Scott McCleod, contrary to his name, is not from Scotland. He is an Assistant Professor in the Department of Educational Policy Administration at the University of Minnesota, and Director of the Center for the Advanced Study of Technology Leadership in Education (CASTLE).
I really like McLeod’s visual of the brick wall that is resistant administrators who ignore the world outside of their school. But there are lots of brick walls, without apparent doors. The principal’s office is only one of them. Our class rooms are bricked up, and the bricks and mortar continue to be laid, thickening those walls (DOPA).
I realized, while talking with the administrators and tech staff at Lausanne Collegiate School the other night, what a ubiquitous and constraining brick wall the whole testing mentality and philosophy is. Here is a 1:1 school. Lower grades have computers in the classroom, the upper elementary have carts. Middle and High School students have laptops that they carry with them from class to class, and home. One of the tech folks described how, in the classroom, the students typical use their machines for note taking, preparing for a test. However, when they get outside the classroom, they are huddled around their laptops, talking, typing, mousing, working information, engaged, he believes, in the far deeper intellectual activities that the laptops are about — for which they were intended.
I do not blame the teachers because it’s the tests. It isn’t end of year or end of course state mandated NCLB tests. Lausianne is a private school, and they are not held to government regulation. They do not suffer from that great extortion. Yet, as a preparatory school, they are measured, mostly by AP scores. So high school teachers are still teaching to the tests. It’s a GREAT brick wall, preventing our schools from retooling.
The stakes are high.

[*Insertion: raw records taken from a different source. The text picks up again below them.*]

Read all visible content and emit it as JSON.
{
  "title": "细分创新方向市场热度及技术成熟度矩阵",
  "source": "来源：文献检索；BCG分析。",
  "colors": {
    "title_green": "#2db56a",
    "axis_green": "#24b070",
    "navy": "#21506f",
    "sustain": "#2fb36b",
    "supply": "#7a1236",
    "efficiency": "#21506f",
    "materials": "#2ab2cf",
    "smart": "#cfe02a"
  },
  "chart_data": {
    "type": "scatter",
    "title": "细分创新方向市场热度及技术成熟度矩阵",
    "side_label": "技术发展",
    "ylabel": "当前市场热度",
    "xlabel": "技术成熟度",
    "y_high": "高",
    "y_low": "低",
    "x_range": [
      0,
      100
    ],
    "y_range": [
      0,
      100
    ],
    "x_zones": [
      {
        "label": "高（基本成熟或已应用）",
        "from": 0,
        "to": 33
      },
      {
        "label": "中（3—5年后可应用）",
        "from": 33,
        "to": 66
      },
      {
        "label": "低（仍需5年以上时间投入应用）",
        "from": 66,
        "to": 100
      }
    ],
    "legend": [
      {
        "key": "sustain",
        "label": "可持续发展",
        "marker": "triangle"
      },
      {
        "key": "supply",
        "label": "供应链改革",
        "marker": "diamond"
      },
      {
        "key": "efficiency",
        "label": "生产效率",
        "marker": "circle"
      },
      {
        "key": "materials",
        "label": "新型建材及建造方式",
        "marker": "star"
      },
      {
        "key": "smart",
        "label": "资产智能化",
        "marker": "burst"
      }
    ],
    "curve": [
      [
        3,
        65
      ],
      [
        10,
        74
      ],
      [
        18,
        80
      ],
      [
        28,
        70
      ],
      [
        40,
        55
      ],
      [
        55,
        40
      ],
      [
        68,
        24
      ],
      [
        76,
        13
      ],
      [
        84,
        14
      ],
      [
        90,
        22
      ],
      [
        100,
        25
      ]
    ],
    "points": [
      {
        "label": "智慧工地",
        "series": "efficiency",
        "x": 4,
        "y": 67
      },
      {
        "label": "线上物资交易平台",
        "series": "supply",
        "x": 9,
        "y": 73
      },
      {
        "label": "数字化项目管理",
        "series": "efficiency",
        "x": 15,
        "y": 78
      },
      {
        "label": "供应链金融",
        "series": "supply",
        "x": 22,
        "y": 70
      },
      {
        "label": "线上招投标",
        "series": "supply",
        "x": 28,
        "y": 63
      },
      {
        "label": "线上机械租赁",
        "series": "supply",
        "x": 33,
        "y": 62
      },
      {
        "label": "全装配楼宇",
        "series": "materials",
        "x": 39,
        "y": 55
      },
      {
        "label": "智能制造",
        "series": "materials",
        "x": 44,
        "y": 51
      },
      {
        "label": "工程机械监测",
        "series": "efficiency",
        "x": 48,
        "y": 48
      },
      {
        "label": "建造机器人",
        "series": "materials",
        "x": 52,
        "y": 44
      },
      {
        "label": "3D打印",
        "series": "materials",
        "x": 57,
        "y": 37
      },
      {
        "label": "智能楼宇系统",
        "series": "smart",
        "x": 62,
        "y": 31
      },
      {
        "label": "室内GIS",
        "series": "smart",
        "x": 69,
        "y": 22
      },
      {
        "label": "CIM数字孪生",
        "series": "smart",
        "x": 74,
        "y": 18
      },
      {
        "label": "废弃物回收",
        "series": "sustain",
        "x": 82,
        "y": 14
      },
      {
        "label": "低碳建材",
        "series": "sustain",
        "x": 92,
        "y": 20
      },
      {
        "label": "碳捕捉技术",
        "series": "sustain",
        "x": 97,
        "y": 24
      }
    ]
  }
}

The stakes are our future. And for the first time in history, we can not describe our future. So rather than our government clamping more and more regulations on schools, we should be pouring, pouring, pouring resources into our classrooms, and freeing our professional teachers with the resources and time to reinvent their teaching and retool their classrooms into learning environment that prepare children with the learning literacies they will need for an unpredictable future.
I know that these are high flying words that don’t solve the problems. “I know they don’t solve the problems.” But I believe that we live in a time, today, where we could engage in a broad, global, professional conversation where we could solve most of those problems. We just have to remove the yoke of petty politics from our teachers and administrators’ necks, and go at it.
Dang! I should have been preparing for my work today. No problems! It’s early!